Patchett’s recurring theme of responsible love is present in Bel Canto too. Roxane, the opera singer, unifies the community of hostages and rebels. Most of the hostages worship her from afar, and her daily singing calms both groups as everyone works together to provide the musical scores she needs. Katsumi Hosokawa, whose birthday party was the occasion that the rebels used to take the hostages, falls in love with Roxane; Carmen guards Roxane’s room each night, and she eventually helps Hosokawa to enter Roxane’s room so the two can make love. Separated from the real world, only the characters Thibault and Father Arguedas maintain responsibility to their commitments.

Loss is also present in this novel, as at its conclusion soldiers storm the walled mansion, killing all the rebels as well as Hosokawa, who dies trying to protect Carmen. In the epilogue, Gen and Roxane find consolation, marrying each other with the Thibaults in attendance. Gen says that hearing Roxane sing enables him to think well of the world.

Run

As Run opens, the Doyle family consists of a father, Bernard Doyle; Bernard’s biological son, Sullivan; and Bernard’s two adopted African American sons, Tip and Teddy. Although the four officially share a residence, they are emotionally separate, each son thinking he has disappointed his father. In a possible bow to the classical unities of time and place, Patchett sets most of the novel in the family mansion and in a hospital during a twenty-four-hour period. Confined by a blinding snowstorm and Tip’s broken ankle, his father and brothers confront family and personal issues, becoming a family again—for the first time since Mrs. Doyle died.

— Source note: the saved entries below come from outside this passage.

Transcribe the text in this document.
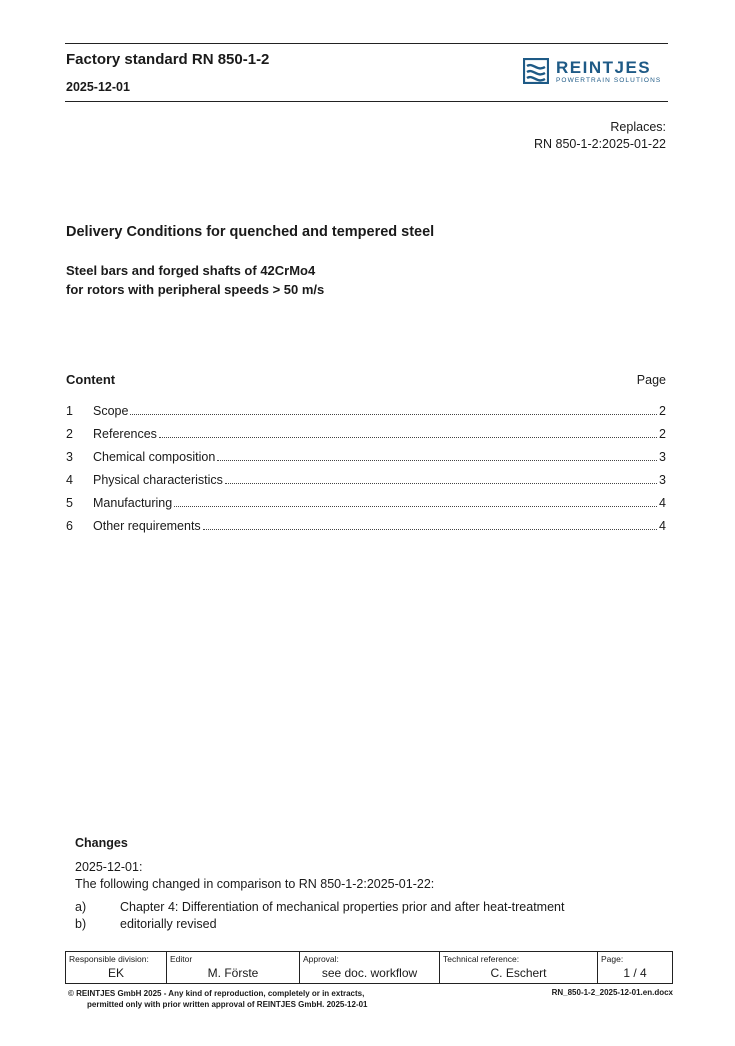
Factory standard RN 850-1-2
2025-12-01
REINTJES
POWERTRAIN SOLUTIONS
Replaces:
RN 850-1-2:2025-01-22
Delivery Conditions for quenched and tempered steel
Steel bars and forged shafts of 42CrMo4
for rotors with peripheral speeds > 50 m/s
Content	Page
1	Scope	2
2	References	2
3	Chemical composition	3
4	Physical characteristics	3
5	Manufacturing	4
6	Other requirements	4
Changes
2025-12-01:
The following changed in comparison to RN 850-1-2:2025-01-22:
a)	Chapter 4: Differentiation of mechanical properties prior and after heat-treatment
b)	editorially revised
Responsible division:
EK

Editor
M. Förste

Approval:
see doc. workflow

Technical reference:
C. Eschert

Page:
1 / 4
© REINTJES GmbH 2025 - Any kind of reproduction, completely or in extracts,
permitted only with prior written approval of REINTJES GmbH. 2025-12-01
RN_850-1-2_2025-12-01.en.docx
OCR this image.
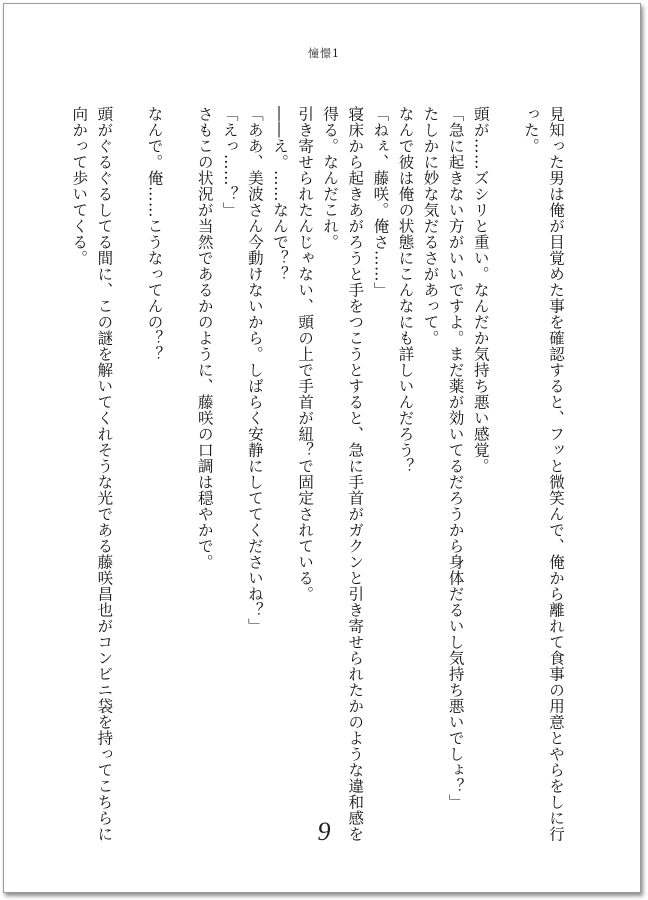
憧憬1
見知った男は俺が目覚めた事を確認すると、フッと微笑んで、俺から離れて食事の用意とやらをしに行
った。

頭が……ズシリと重い。なんだか気持ち悪い感覚。
「急に起きない方がいいですよ。まだ薬が効いてるだろうから身体だるいし気持ち悪いでしょ？」
たしかに妙な気だるさがあって。
なんで彼は俺の状態にこんなにも詳しいんだろう？
「ねぇ、藤咲。俺さ……」
寝床から起きあがろうと手をつこうとすると、急に手首がガクンと引き寄せられたかのような違和感を
得る。なんだこれ。
引き寄せられたんじゃない、頭の上で手首が紐？で固定されている。
――え。……なんで？？
「ああ、美波さん今動けないから。しばらく安静にしててくださいね？」
「えっ……？」
さもこの状況が当然であるかのように、藤咲の口調は穏やかで。

なんで。俺……こうなってんの？？

頭がぐるぐるしてる間に、この謎を解いてくれそうな光である藤咲昌也がコンビニ袋を持ってこちらに
向かって歩いてくる。
9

This attitudinal change results from the sacrifice of Tennessee Alice Moser, who is seriously injured saving Tip from possible death. When the Doyles take her daughter Kenya home with them, Kenya’s questions show them they know almost nothing about the nearby poor. Eventually Kenya reveals the identity of Tip and Teddy’s birth mother, and all the Doyles come to understand the true meaning of responsible love, although none of them fully understands its depth in Tennessee’s case.

The recurring Patchett theme of deception appears in this novel as well. Specifically, stealing is part of the Doyle family heritage. Their prized statue of the Madonna was actually stolen by Mrs. Doyle’s great-grandfather because he believed it resembled his wife. For years he lied about how he got the statue, but finally he confessed that he had stolen it from a church. In each generation following, the statue had been inherited by the daughter who most resembled it.

All three sons deceive their father about their careers, but Sullivan has continued the family tradition of lying and stealing. Visiting Tennessee’s hospital room, he confesses to her what he has never told anyone: that he was driving when the car accident occurred in which his girlfriend was killed. His father has never allowed him to discuss that accident, and his life ever since has been a downward spiral of drugs and theft. He attempts to atone by taking care of Tennessee and Kenya.

Supernatural events occur also in Run. Father John Sullivan, the Doyle sons’ uncle, is believed to be a miraculous healer, though the cures do not continue. The dream or vision motif recurs in this novel too, as Tennessee and her best friend, Beverly, are reunited briefly to discuss the life of one and death of the other.

In an epilogue, with the family reconciled through Tennessee’s sacrifice and Kenya’s presence, Bernard Doyle symbolically presents the Madonna statue to Kenya, telling her that it always goes to the daughter in the family. Each of the Doyle children is pursuing a personal goal, and Kenya’s is to run in the Olympics.